Les staphylocoques à coagulase négative, ou SCN, sont en pratique régulièrement sous-estimés. Pourtant, c’est un grand groupe de bactéries qui contient plus de 50 espèces différentes. Il s’agit en fait d’un nom collectif pour différents types de staphylocoques qui ne sont pas Staphylococcus aureus, germe responsable de la mammite, lui bien connu et redouté. En pratique, les différentes espèces sont rarement distinguées les unes des autres.
    
Les SCN se rencontrent presque partout sur le corps et dans l’environnement. Ils se trouvent sur la peau des animaux (même sains), dans l’air, dans le sol, etc. Certaines souches sont même délibérément utilisées dans la production de viande ou de produits laitiers.
Intérêt clinique
Les SCN sont souvent inoffensifs parce que les vaches peuvent transporter ces bactéries sur leur pis sans dommages. Mais quand le germe pénètre dans les sphincters, ils peuvent alors provoquer une inflammation.
Habituellement, ces germes provoquent seulement une augmentation légère à modérée du nombre de cellules, ou une petite mammite clinique, c’est-à-dire quelques grumeaux dans le lait, et aucun symptôme de la maladie chez la vache. Souvent, le système immunitaire de l’animal suffit à lutter contre l’inflammation, et aucun traitement antibiotique n’est requis.
Néanmoins, ce groupe de bactéries ne doit pas être sous-estimé. Après tout, ce sont les germes causant des mammites les plus communs chez nous.

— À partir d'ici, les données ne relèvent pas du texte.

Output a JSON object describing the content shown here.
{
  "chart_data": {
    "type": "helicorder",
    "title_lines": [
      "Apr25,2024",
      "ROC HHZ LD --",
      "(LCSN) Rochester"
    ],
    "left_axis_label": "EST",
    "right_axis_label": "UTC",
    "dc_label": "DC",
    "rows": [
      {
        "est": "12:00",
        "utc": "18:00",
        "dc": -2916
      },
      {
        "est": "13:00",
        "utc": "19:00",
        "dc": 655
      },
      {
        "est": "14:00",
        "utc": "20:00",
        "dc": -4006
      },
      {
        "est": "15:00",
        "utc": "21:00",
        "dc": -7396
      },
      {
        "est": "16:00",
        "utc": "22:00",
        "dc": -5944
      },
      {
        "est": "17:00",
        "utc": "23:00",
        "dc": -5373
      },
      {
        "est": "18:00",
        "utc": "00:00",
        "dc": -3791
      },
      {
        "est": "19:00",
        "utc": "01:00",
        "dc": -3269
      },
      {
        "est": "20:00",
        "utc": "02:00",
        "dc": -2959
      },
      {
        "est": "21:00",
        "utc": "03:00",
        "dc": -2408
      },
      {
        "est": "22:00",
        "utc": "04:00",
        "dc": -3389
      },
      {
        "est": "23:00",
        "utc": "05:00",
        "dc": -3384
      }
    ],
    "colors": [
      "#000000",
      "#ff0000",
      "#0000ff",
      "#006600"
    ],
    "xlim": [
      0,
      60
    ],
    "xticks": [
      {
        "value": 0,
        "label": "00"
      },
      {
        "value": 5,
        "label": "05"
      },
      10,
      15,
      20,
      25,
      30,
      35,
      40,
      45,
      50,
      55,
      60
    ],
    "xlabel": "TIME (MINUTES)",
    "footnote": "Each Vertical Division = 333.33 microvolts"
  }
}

Environ un tiers de tous les germes comptés chez les vaches mammiteuses sont des SCN. Dans les fermes ayant un nombre relativement faible de cellules dans les réservoirs (moins de 200.000 cellules/ml), ce sont même les plus récurrents.
    
Des différences  entre les espèces
Au cours des dernières années, grâce à l’émergence de meilleures techniques de laboratoire, on a découvert que certaines espèces sont plus néfastes que d’autres. Par exemple, Staphylococcus chromogenes peut provoquer une très forte augmentation du nombre de cellules, similaire à celle due à une infection par staphylocoque doré. Ce germe se cache dans le tissu de la glande mammaire et, de cette façon, peut donc induire l’augmentation du nombre de cellules pendant une période prolongée, parfois plusieurs mois.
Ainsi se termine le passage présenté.